Dubbed Messaging Extra Terrestrial Intelligence (METI), the project aims to send conversation-starters via radio or laser signals to a rocky planet dubbed the “Second Earth,” which is circling Proxima Centauri. Proxima Centauri is the nearest star to Earth other than the sun. METI will then send messages to more distant destinations hundreds or thousands of light years away.
“If we want to start an exchange over the course of many generations, we want to learn and share information,” Douglas Vakoch, president of METI, said in a press statement
Numerous scientists are not pleased with METI however, as the project would reveal Earth’s location to any potentially hostile aliens.
“We have almost zero idea of whether aliens are likely to be dangerous,” Dr. Mark Buchanan, a physicist, wrote in journal Nature Physics. Other scientists concur that telling aliens about ourselves could be very risk.
“Meeting an advanced civilization could be like Native Americans encountering Columbus,” Dr. Stephen Hawking, a famous theoretical physicist, said about the subject. That didn’t turn out so well.”
Researchers estimate that the odds of humanity being the only civilization in the universe are less than one chance in about “10 billion trillion.”
“One in 10 billion trillion is incredibly small. To me, this implies that other intelligent, technology producing species very likely have evolved before us,” Dr. Adam Frank, the study’s lead author and an astronomy professor at the University of Rochester, said in a press statement. “Think of it this way. Before our result, you’d be considered a pessimist if you imagined the probability of evolving a civilization on a habitable planet were, say, one in a trillion.
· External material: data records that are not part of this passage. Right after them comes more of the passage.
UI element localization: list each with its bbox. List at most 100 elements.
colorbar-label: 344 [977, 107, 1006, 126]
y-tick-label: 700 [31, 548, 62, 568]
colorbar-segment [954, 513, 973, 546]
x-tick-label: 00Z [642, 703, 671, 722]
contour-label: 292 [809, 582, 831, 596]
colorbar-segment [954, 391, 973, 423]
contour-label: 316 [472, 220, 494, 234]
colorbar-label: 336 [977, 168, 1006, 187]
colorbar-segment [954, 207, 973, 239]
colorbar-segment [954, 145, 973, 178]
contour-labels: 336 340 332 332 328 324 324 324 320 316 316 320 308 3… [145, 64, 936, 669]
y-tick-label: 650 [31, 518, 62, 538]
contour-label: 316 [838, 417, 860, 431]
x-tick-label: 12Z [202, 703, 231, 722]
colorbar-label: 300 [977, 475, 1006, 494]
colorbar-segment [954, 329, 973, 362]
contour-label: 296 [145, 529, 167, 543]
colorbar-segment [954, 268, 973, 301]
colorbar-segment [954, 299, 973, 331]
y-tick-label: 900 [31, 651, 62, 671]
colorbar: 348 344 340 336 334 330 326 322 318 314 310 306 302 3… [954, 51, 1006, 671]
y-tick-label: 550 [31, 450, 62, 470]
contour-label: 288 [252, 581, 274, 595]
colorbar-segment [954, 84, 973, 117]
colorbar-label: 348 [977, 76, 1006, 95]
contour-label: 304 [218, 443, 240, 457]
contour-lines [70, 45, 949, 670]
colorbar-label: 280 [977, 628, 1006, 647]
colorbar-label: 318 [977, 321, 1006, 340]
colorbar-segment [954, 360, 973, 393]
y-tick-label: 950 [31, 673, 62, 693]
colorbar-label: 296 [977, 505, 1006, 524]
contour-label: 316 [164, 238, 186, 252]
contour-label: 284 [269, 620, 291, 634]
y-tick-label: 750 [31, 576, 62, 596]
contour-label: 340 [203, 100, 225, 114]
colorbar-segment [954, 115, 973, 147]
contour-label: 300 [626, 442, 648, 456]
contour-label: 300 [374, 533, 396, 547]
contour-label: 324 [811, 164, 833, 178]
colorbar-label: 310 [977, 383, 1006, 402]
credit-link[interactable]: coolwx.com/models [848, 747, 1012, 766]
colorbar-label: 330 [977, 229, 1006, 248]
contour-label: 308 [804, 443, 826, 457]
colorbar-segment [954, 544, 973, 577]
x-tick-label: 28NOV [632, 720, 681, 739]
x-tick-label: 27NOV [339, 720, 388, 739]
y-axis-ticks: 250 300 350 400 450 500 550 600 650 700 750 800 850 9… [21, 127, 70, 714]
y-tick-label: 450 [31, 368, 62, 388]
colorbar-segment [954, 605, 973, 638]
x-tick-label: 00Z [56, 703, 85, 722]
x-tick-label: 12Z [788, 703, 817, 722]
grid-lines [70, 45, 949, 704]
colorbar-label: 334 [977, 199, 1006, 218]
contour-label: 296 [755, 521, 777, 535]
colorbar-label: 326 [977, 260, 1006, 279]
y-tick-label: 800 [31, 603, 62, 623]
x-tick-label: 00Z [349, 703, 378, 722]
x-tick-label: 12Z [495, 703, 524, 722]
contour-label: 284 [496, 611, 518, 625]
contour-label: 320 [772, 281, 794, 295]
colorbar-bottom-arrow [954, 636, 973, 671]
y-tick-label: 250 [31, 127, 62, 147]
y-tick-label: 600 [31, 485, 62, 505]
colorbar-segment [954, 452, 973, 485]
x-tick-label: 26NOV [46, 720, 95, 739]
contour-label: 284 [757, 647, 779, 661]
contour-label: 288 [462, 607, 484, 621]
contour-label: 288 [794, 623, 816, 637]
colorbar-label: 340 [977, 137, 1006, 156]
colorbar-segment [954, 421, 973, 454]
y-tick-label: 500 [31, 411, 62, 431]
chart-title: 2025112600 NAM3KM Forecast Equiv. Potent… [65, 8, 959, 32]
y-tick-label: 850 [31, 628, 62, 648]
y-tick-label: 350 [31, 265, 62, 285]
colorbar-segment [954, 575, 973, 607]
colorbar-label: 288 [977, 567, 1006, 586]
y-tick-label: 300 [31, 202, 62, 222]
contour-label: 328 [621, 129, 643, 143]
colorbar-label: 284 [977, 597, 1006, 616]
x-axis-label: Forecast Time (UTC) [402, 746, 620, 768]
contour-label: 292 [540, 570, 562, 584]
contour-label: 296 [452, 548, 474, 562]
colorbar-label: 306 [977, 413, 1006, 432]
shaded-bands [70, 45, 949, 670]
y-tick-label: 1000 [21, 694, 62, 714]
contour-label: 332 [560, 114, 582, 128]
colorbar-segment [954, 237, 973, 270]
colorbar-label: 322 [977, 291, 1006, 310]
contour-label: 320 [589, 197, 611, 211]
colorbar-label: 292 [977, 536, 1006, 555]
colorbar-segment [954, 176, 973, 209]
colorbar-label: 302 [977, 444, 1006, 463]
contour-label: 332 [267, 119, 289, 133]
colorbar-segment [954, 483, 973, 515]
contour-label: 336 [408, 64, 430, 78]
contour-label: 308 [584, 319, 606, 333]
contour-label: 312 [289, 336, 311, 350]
But even that guess, one chance in a trillion, implies that what has happened here on Earth with humanity has in fact happened about 10 billion other times over cosmic history.”
The study used a simplified version of the famous Drake Equation, and concluded that the number of advanced alien civilizations in the universe is equal to the number of habitable planets multiplied by the likelihood of a technological species developing on one of these planets.